Observamos que não há apenas uma incapacidade de elaboração, o paciente apresenta um real déficit de compreensão e períodos que somam ausências e a gradativa conexão com a realidade.

Lembramos, quando Freud assinala:

"Mas o afastamento do parafrênico do mundo externo necessita ser mais precisamente caracterizado - ele parece realmente ter retirado sua libido de pessoas e coisas do mundo externo sem substitui-la por outras na fantasia. Quando realmente as substitui, o processo parece ser secundário e constitui parte de uma tentativa de recuperação, destinada a conduzir a libido de volta a objetos" (Op. Cit., p.90).

Não seriam estes períodos de ausência, uma retomada de um estado anterior ? Cremos que essa hipótese pode ser confirmada no retorno a uma realidade da sessão, quando o paciente diz: "Agora estou melhor, estou calmo ". Perguntamos: "o que houve ?" e faz sinal de negativo. Seria um não querer saber ? ou um não suportar querer saber do que experimentou nesta suspensão?

Na ausência, o sentido de ser se torna nulo. Não há o que compreender. O sujeito se desmancha na crise e retorna nesta temporalidade, onde não há sujeito e sim uma nulidade de existência.

Procedimentos estratégicos que se mostraram necessários para o tratamento e manejo da transferência.

- Primeiro, notamos que a transferência evidencia que há análise.

- Segundo não tomamos medidas pedagógicas com o paciente.

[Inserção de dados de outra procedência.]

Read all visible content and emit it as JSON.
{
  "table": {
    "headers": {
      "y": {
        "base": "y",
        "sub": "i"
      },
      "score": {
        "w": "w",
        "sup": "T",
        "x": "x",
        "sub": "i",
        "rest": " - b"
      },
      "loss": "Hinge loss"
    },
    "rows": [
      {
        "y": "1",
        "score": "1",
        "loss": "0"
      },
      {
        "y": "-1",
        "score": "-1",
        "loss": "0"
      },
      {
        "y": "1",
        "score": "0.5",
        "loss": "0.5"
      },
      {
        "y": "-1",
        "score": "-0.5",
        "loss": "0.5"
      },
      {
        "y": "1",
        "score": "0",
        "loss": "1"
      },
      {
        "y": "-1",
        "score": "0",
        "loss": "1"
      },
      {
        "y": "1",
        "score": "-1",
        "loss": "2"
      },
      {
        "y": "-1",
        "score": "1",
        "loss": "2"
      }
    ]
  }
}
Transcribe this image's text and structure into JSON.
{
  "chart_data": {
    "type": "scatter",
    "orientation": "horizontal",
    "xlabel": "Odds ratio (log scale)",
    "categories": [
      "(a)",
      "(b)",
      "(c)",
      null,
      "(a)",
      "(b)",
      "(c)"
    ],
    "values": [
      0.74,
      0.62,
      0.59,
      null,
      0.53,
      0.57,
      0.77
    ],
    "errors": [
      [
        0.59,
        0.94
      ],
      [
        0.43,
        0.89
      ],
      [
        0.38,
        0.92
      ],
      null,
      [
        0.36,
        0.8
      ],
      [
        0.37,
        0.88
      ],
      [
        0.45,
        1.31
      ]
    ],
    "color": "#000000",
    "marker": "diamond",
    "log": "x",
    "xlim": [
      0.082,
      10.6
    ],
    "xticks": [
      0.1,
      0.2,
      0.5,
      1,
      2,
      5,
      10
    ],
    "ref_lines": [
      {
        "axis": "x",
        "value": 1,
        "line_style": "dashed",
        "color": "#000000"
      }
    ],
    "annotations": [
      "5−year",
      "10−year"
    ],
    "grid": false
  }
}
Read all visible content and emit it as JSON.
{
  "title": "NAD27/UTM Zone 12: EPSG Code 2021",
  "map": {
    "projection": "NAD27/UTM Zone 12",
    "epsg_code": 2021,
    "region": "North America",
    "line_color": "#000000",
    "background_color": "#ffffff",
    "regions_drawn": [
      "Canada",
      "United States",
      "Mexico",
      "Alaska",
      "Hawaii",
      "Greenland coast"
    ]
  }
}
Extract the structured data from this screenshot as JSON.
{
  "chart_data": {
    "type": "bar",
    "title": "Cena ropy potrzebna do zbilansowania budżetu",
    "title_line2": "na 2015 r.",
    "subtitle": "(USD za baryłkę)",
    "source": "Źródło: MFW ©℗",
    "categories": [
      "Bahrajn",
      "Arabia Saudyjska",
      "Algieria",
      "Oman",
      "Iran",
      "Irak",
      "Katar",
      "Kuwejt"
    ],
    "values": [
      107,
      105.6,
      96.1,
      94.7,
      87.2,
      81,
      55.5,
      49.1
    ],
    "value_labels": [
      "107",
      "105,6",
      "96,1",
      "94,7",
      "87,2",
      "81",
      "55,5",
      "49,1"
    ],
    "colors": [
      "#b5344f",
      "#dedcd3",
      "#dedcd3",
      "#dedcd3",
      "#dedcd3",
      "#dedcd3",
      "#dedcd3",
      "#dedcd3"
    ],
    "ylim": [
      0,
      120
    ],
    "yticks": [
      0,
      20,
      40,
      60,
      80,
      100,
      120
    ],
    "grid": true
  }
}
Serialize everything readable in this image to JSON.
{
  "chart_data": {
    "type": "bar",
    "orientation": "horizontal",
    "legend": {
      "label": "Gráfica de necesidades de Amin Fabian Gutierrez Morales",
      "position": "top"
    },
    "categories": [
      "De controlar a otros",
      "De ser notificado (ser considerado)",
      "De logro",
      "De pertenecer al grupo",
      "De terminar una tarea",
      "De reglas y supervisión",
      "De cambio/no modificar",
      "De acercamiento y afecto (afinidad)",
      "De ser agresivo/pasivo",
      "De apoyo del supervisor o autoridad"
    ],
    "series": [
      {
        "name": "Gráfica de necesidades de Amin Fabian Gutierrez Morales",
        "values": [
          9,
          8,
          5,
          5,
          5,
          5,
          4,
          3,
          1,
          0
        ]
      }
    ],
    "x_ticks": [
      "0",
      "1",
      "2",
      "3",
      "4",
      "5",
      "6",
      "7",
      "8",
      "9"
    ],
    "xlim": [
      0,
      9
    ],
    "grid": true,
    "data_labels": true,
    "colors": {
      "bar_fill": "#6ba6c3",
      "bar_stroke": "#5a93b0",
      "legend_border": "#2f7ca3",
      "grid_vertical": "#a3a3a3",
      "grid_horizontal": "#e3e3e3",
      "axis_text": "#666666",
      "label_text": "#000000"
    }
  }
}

Buscamos acolhê-lo , para

que ele possa falar, para que o sentido advenha dele. Permanecemos na função de analista, causando uma construção, pontuando o discurso do paciente. Ficamos em silêncio, para que o paciente possa falar, se ouvir e fazer algo com o que ouve. Há uma completa desorganização apresentada ao início do tratamento, em direção a uma gradativa organização.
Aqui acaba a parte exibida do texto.